Google Puts Auschwitz And Other Nazi Death Camps In Mobile Phone Game, Drawing Condemnation
Shmarya Rosenberg • FailedMessiah.com
Would you like to fight for control of Auschwitz, not to liberate it but to own it as a prize?
If so, Google’s Ingress mobile phone game is just what you’re looking for, and that has angered Jewish leaders and Holocaust historians alike.
Google put Nazi death camps and concentration camps in Ingress, a multiplayer augmented reality game in which people fight for control of virtual portals in a larger battle for control of the entire Earth, USA Today reported.

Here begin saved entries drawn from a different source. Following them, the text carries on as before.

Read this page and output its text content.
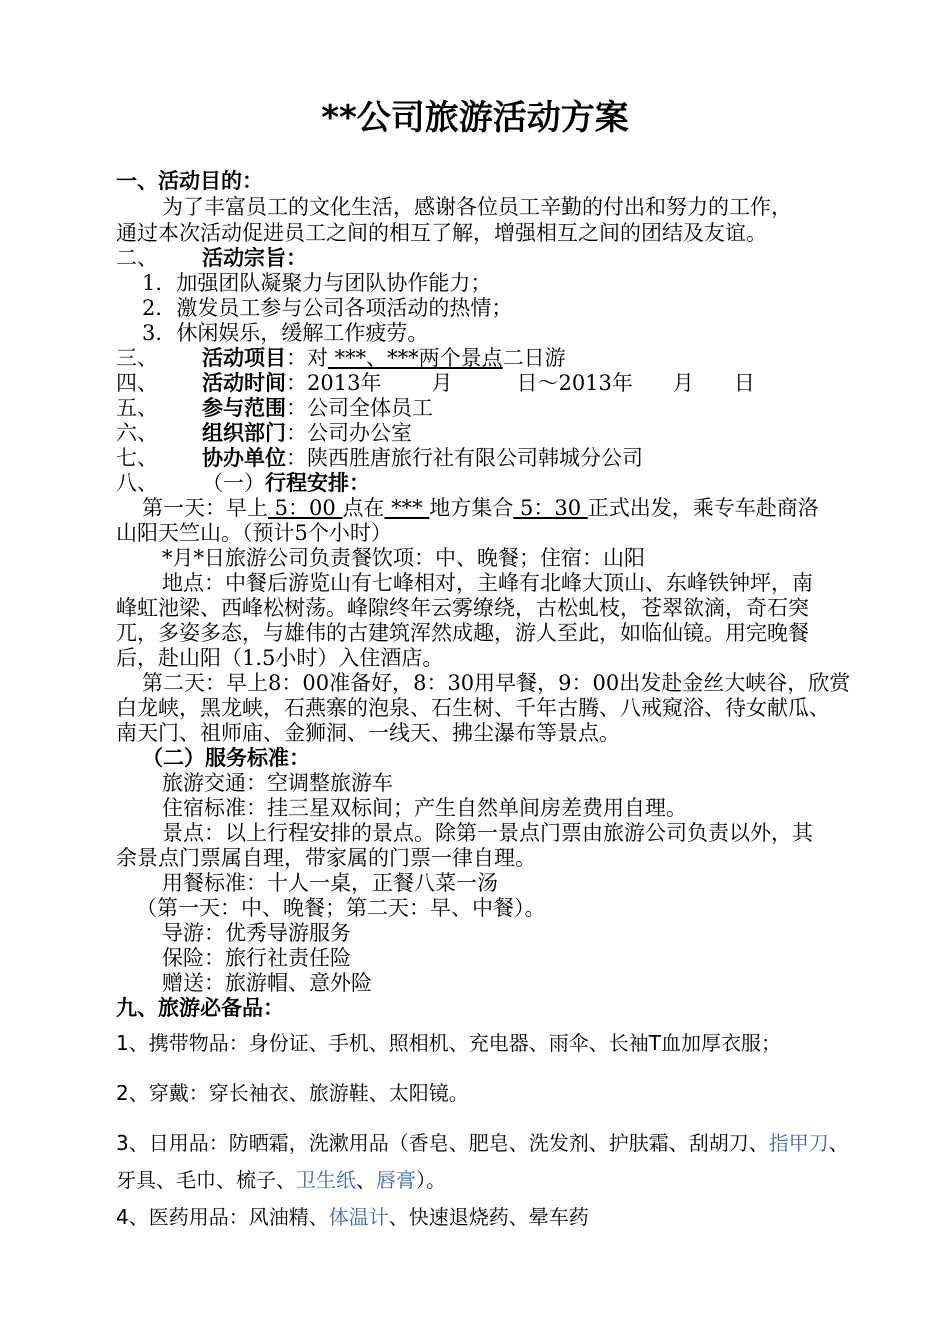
**公司旅游活动方案
一、活动目的：
为了丰富员工的文化生活，感谢各位员工辛勤的付出和努力的工作，
通过本次活动促进员工之间的相互了解，增强相互之间的团结及友谊。
二、 活动宗旨：
1．加强团队凝聚力与团队协作能力；
2．激发员工参与公司各项活动的热情；
3．休闲娱乐，缓解工作疲劳。
三、 活动项目：对 ***、***两个景点二日游
四、 活动时间：2013年 月	日～2013年 月 日
五、 参与范围：公司全体员工
六、 组织部门：公司办公室
七、 协办单位：陕西胜唐旅行社有限公司韩城分公司
八、 （一）行程安排：
第一天：早上 5：00 点在 *** 地方集合 5：30 正式出发，乘专车赴商洛
山阳天竺山。（预计5个小时）
*月*日旅游公司负责餐饮项：中、晚餐；住宿：山阳
地点：中餐后游览山有七峰相对，主峰有北峰大顶山、东峰铁钟坪，南
峰虹池梁、西峰松树荡。峰隙终年云雾缭绕，古松虬枝，苍翠欲滴，奇石突
兀，多姿多态，与雄伟的古建筑浑然成趣，游人至此，如临仙镜。用完晚餐
后，赴山阳（1.5小时）入住酒店。
第二天：早上8：00准备好，8：30用早餐，9：00出发赴金丝大峡谷，欣赏
白龙峡，黑龙峡，石燕寨的泡泉、石生树、千年古腾、八戒窥浴、待女献瓜、
南天门、祖师庙、金狮洞、一线天、拂尘瀑布等景点。
（二）服务标准：
旅游交通：空调整旅游车
住宿标准：挂三星双标间；产生自然单间房差费用自理。
景点：以上行程安排的景点。除第一景点门票由旅游公司负责以外，其
余景点门票属自理，带家属的门票一律自理。
用餐标准：十人一桌，正餐八菜一汤
（第一天：中、晚餐；第二天：早、中餐）。
导游：优秀导游服务
保险：旅行社责任险
赠送：旅游帽、意外险
九、旅游必备品：
1、携带物品：身份证、手机、照相机、充电器、雨伞、长袖T血加厚衣服；
2、穿戴：穿长袖衣、旅游鞋、太阳镜。
3、日用品：防晒霜，洗漱用品（香皂、肥皂、洗发剂、护肤霜、刮胡刀、指甲刀、
牙具、毛巾、梳子、卫生纸、唇膏）。
4、医药用品：风油精、体温计、快速退烧药、晕车药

Players are allowed include locations like monuments and landmarks of their own choosing, but cannot do so until Google approves – which it did for sites like Auschwitz, Dachau and Sachsenhausen, according to the German weekly Die Zeit.

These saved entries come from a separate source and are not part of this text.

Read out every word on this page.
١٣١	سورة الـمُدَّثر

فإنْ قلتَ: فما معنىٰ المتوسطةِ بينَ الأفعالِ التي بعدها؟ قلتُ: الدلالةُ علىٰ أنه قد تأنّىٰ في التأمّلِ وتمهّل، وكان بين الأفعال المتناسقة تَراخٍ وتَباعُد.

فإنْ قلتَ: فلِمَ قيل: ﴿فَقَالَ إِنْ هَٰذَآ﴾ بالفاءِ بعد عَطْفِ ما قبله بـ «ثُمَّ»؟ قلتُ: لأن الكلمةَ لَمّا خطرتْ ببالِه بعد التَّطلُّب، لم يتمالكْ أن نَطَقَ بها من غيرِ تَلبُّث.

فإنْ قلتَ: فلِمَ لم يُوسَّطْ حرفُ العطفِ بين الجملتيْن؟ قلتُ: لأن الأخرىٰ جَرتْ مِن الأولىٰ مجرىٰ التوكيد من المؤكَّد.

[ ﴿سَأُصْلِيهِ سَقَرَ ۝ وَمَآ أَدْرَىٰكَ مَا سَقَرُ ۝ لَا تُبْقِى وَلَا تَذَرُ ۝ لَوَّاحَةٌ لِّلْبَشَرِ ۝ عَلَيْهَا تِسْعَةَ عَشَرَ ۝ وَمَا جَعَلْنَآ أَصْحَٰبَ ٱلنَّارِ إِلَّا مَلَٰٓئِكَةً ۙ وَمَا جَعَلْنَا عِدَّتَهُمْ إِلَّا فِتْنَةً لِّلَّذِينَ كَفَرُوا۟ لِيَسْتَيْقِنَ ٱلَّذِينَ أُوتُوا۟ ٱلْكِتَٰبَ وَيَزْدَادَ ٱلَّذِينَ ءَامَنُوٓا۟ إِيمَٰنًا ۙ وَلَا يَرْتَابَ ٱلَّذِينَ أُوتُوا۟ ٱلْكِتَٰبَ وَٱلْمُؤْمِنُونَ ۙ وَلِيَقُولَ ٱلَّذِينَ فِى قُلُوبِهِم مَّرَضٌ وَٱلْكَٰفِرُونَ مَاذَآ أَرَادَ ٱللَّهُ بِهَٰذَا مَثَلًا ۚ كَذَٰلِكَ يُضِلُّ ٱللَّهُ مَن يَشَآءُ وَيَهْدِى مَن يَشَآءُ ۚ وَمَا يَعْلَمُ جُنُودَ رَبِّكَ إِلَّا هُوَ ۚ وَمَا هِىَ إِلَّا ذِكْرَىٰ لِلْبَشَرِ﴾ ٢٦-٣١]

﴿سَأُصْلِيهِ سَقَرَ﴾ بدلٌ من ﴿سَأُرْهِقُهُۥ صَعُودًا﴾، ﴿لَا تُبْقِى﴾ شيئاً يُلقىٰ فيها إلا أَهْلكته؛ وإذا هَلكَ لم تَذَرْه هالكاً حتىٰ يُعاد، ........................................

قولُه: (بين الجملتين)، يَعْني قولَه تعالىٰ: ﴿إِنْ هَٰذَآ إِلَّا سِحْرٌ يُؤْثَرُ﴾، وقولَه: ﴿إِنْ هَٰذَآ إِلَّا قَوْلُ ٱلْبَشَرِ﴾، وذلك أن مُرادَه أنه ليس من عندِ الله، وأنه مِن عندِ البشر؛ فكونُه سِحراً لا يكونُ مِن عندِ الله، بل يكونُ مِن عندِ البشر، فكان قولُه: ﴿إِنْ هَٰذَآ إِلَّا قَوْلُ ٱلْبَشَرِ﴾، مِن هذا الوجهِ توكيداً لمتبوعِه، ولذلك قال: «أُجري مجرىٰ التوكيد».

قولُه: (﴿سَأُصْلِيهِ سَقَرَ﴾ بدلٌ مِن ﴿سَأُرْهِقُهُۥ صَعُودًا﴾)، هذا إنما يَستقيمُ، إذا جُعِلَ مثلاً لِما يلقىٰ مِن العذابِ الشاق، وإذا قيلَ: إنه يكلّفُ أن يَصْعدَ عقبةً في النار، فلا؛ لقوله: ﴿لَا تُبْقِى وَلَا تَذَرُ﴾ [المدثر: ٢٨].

"All of us here are completely appalled. This is most definitely no place for video games,” Günter Morsch, the head of the Sachsenhausen Memorial, reportedly told Die Zeit.
Google – which is notorious in Web publisher circles for arbitrary advertising bans issued against Web publishers for alleged misbehavior without explanation or recourse – reportedly said the locations were added to its game because they were of "significant historical value." And while it apologized for including the death camps and concentration camps, it reportedly did not answer questions posed to it about that process.

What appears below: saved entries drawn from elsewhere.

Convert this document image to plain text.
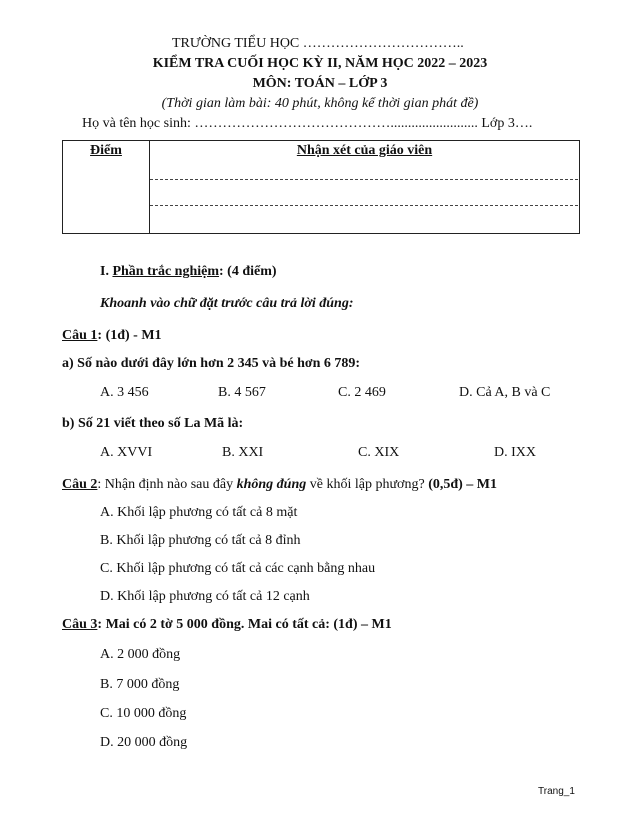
TRƯỜNG TIỂU HỌC ……………………………..
KIỂM TRA CUỐI HỌC KỲ II, NĂM HỌC 2022 – 2023
MÔN: TOÁN – LỚP 3
(Thời gian làm bài: 40 phút, không kể thời gian phát đề)
Họ và tên học sinh: ……………………………………......................... Lớp 3….
Điểm	Nhận xét của giáo viên
I. Phần trắc nghiệm: (4 điểm)
Khoanh vào chữ đặt trước câu trả lời đúng:
Câu 1: (1đ) - M1
a) Số nào dưới đây lớn hơn 2 345 và bé hơn 6 789:
A. 3 456	B. 4 567	C. 2 469	D. Cả A, B và C
b) Số 21 viết theo số La Mã là:
A. XVVI	B. XXI	C. XIX	D. IXX
Câu 2: Nhận định nào sau đây không đúng về khối lập phương? (0,5đ) – M1
A. Khối lập phương có tất cả 8 mặt
B. Khối lập phương có tất cả 8 đỉnh
C. Khối lập phương có tất cả các cạnh bằng nhau
D. Khối lập phương có tất cả 12 cạnh
Câu 3: Mai có 2 tờ 5 000 đồng. Mai có tất cả: (1đ) – M1
A. 2 000 đồng
B. 7 000 đồng
C. 10 000 đồng
D. 20 000 đồng
Trang_1
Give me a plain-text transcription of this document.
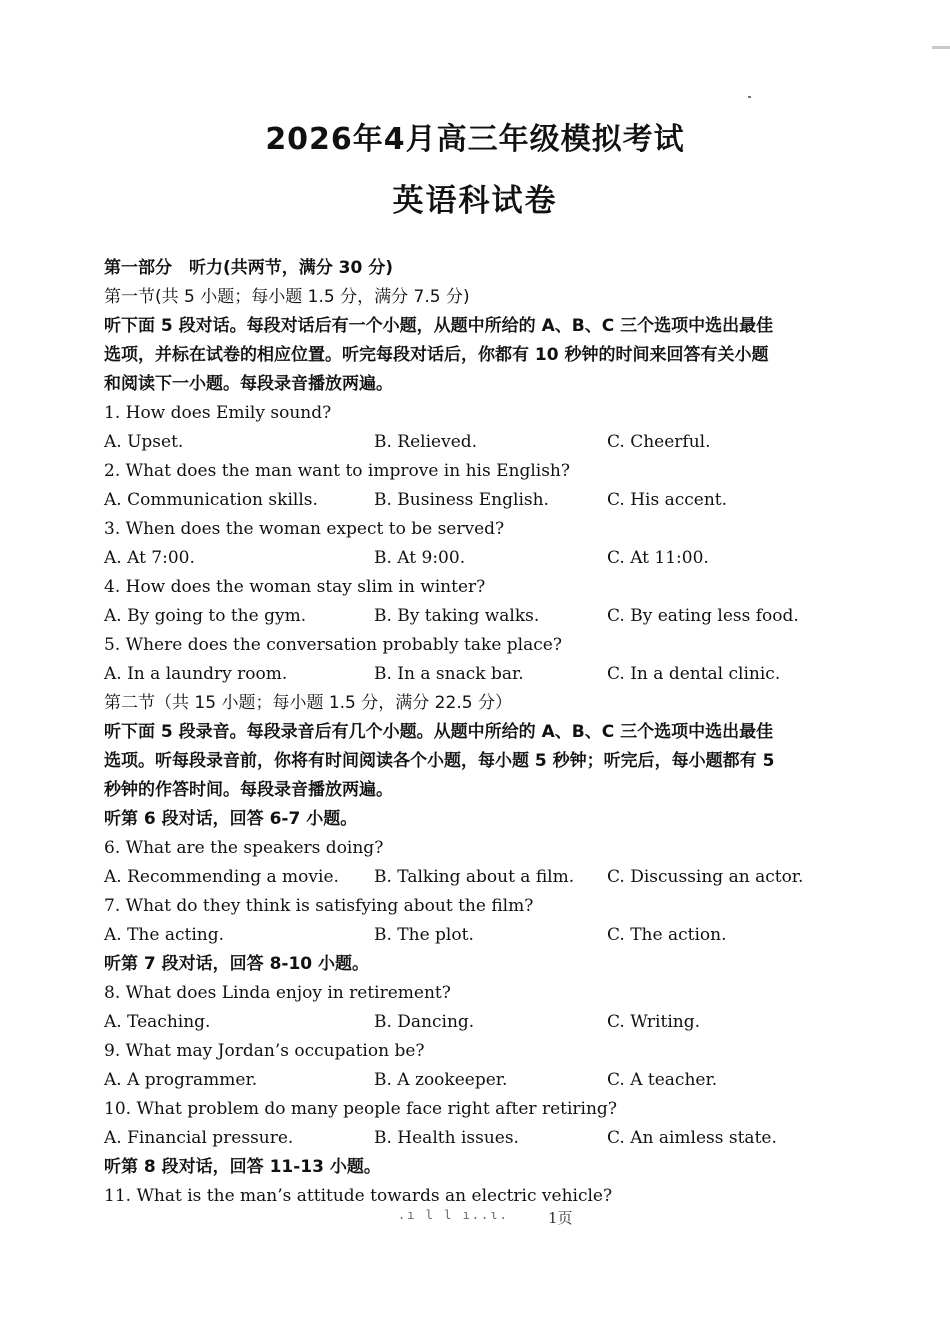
2026年4月高三年级模拟考试
英语科试卷
第一部分　听力(共两节，满分 30 分)
第一节(共 5 小题；每小题 1.5 分，满分 7.5 分)
听下面 5 段对话。每段对话后有一个小题，从题中所给的 A、B、C 三个选项中选出最佳
选项，并标在试卷的相应位置。听完每段对话后，你都有 10 秒钟的时间来回答有关小题
和阅读下一小题。每段录音播放两遍。
1. How does Emily sound?
A. Upset.	B. Relieved.	C. Cheerful.
2. What does the man want to improve in his English?
A. Communication skills.	B. Business English.	C. His accent.
3. When does the woman expect to be served?
A. At 7:00.	B. At 9:00.	C. At 11:00.
4. How does the woman stay slim in winter?
A. By going to the gym.	B. By taking walks.	C. By eating less food.
5. Where does the conversation probably take place?
A. In a laundry room.	B. In a snack bar.	C. In a dental clinic.
第二节（共 15 小题；每小题 1.5 分，满分 22.5 分）
听下面 5 段录音。每段录音后有几个小题。从题中所给的 A、B、C 三个选项中选出最佳
选项。听每段录音前，你将有时间阅读各个小题，每小题 5 秒钟；听完后，每小题都有 5
秒钟的作答时间。每段录音播放两遍。
听第 6 段对话，回答 6-7 小题。
6. What are the speakers doing?
A. Recommending a movie. B. Talking about a film. C. Discussing an actor.
7. What do they think is satisfying about the film?
A. The acting.	B. The plot.	C. The action.
听第 7 段对话，回答 8-10 小题。
8. What does Linda enjoy in retirement?
A. Teaching.	B. Dancing.	C. Writing.
9. What may Jordan’s occupation be?
A. A programmer.	B. A zookeeper.	C. A teacher.
10. What problem do many people face right after retiring?
A. Financial pressure.	B. Health issues.	C. An aimless state.
听第 8 段对话，回答 11-13 小题。
11. What is the man’s attitude towards an electric vehicle?
.ı l l ı..ɩ.	1页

Ingress is made by Niantic Labs, a startup housed inside Google and run by John Hanke, who created Google Earth, Google Maps and its street view feature.
"After we were made aware that a number of historical markers on the grounds of former concentration camps in Germany had been added, we determined that they did not meet the spirit of our guidelines and began the process of removing them in Germany and elsewhere in Europe. We apologize that this happened,” Hanke reportedly said in a statement.
But Google itself did not respond to questions from USA TODAY about this problem. It did not answer why it approved the locations, how many of these inappropriate locations were approved, or when they would actually be removed from Ingress – behavior familiar to Web publishers the world over who have tried to deal with Google’s behavior.
Jewish leaders said Google’s inclusion of the death camps in Ingress trivialized the Holocaust.
"The more our society engages in Holocaust trivialization, the more it is likely for us to see this phenomenon: that even concentration camps become the subject of games. It's sad, it is very sad. And unless we educate about the lessons of the Holocaust, this will continue to get worse. We need to continue to teach about why so many of America's best gave their lives not only to protect freedom, but to stand against the bestiality and brutality of racist supremacy,” Abraham H. Foxman, the retiring national director of the Anti-Defamation League who is a Holocaust survivor himself reportedly said.
Rabbi Avraham Cooper of the Simon Wiesenthal Center said it was "disturbing" that Google would include these sites in a game.
"There are a lot of young people out there, maybe including the people running some important companies, who lack some basic grounding in history. It's not the technology per se that worries me, it's the lack of historical perspective and depth, and quite frankly the lack of values and ethics,” Cooper told USA Today, adding that he would be happy to put together a week-long trip to visit the Nazi death camps and concentration camps for Google and Ingress managers. "They could spend the week in Europe at Auschwitz and Dachau and see what [those sites] actually represented," Cooper said.